For its April 25 issue, the newspaper polled students about their vulnerability to the draft and related topics. Of the 245 members of the first-year class, 164 responded to the newspaper’s poll, with 58 students stating they believed they could be drafted.
“Please help,” one student urged.
Law students weren’t the only ones concerned. Law school officials across the country, including at UVA Law, joined in rebuke of the sudden policy shift.
“The attitude of the Selective Service has caused increased uncertainty on the part of law school administrators and applicants,” Assistant Dean Albert S. Turnbull told the Law Weekly.
To offset losses to the second-year class, Turnbull selected a larger first-year class, by 50, for the fall.
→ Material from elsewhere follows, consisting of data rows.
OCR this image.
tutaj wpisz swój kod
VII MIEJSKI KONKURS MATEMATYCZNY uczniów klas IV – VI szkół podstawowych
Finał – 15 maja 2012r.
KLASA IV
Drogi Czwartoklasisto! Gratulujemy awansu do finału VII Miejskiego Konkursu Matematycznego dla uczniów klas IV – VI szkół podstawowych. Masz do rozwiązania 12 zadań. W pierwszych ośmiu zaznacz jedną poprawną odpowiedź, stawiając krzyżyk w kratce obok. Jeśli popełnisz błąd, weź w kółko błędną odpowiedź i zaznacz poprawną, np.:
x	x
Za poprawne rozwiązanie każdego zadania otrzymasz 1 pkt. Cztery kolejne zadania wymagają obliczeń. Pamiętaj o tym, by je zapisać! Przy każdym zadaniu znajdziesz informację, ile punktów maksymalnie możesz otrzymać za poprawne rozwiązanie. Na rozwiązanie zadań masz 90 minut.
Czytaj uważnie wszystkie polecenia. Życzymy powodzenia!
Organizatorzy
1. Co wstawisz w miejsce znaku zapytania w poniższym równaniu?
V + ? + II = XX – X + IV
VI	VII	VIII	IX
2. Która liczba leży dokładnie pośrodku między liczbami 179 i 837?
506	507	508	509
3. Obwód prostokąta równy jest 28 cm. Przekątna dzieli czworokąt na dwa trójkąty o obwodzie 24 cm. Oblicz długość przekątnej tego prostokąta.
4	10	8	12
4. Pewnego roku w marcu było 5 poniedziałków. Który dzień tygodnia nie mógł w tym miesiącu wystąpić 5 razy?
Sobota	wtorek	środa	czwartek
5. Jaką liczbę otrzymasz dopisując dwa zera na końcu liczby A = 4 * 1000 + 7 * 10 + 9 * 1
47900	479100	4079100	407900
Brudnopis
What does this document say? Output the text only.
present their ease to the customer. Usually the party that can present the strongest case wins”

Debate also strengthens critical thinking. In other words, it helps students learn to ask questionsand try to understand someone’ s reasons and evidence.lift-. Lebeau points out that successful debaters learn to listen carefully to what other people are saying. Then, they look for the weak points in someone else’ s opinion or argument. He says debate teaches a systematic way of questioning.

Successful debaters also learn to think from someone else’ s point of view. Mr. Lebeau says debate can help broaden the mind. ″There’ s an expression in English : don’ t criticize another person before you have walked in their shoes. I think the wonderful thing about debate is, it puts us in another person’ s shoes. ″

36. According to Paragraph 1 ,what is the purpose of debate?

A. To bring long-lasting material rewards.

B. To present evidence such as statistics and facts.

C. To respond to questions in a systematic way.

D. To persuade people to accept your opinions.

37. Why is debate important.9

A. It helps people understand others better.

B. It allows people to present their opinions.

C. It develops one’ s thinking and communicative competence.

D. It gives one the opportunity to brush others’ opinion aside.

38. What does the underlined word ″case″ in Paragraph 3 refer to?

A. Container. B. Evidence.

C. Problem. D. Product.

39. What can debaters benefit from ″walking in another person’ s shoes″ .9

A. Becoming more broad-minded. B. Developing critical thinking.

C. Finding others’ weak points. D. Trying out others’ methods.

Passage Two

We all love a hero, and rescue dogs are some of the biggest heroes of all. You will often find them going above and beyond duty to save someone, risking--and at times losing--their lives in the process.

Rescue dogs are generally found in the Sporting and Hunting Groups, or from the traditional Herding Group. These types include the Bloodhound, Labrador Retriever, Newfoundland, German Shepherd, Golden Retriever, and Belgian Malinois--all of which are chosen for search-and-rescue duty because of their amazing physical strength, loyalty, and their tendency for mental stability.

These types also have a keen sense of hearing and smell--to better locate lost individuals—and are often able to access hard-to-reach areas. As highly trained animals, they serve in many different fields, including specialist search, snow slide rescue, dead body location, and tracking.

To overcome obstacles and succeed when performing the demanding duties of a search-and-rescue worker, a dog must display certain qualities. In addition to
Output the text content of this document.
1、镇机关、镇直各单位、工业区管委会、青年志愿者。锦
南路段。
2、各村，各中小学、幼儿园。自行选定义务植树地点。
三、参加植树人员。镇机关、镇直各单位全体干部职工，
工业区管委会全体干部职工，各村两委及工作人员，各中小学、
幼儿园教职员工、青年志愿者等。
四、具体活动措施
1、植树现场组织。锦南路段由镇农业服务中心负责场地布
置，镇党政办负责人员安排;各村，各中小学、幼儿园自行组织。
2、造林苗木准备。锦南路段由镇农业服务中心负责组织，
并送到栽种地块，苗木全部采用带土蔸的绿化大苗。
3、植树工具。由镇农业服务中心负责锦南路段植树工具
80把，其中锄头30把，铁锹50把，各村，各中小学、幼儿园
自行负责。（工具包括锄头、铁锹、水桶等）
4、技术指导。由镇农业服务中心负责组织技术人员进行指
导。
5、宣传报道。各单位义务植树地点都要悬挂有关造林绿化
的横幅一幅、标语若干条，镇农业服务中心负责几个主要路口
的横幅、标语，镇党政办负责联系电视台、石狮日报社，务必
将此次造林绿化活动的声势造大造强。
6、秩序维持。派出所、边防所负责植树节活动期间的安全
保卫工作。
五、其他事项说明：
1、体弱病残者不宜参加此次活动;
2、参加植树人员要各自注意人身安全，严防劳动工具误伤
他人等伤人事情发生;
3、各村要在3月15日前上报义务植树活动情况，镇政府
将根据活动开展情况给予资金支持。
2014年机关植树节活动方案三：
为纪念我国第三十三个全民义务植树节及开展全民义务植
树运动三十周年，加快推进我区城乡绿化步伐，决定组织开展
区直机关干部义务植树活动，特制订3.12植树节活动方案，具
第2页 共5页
In addition to more seats, prospective first-years also benefited from an early-offer trend nationally, with an increasing competitiveness among schools to lock down students able to commit.
For those who had been admitted and called up during or before their first year, however, readmission to the Law School was no guarantee.
“I hope we never have to turn one down,” Turnbull said of the veterans who would attempt to return.
Two years later, the Class of 1970 graduated 170 students out of the 244 with which it began.
In the fall of 1971, about 50 veterans returned to be members of that year’s second- and third-year classes.
Among them was David Kuney ’73, who served with the U.S. Marine Corps and is today senior counsel at Whiteford, Taylor & Preston in Washington, D.C.
“In a very real sense, the veterans are a measure of the changes which have evolved at the Law School over the last three years,” Kuney wrote for the Law Weekly. “When they entered Virginia, it was still a conservative, medium sized and predominantly segregated institution. There was very little student interest in ‘non-traditional employers’ such as environmental groups and legal aid societies. Poverty law was a fashionable topic which demonstrated that one’s heart was in the right place. The coat and the tie was uniformly followed and there wasn’t a sideburn in the class.”
The United States ended the draft in 1973.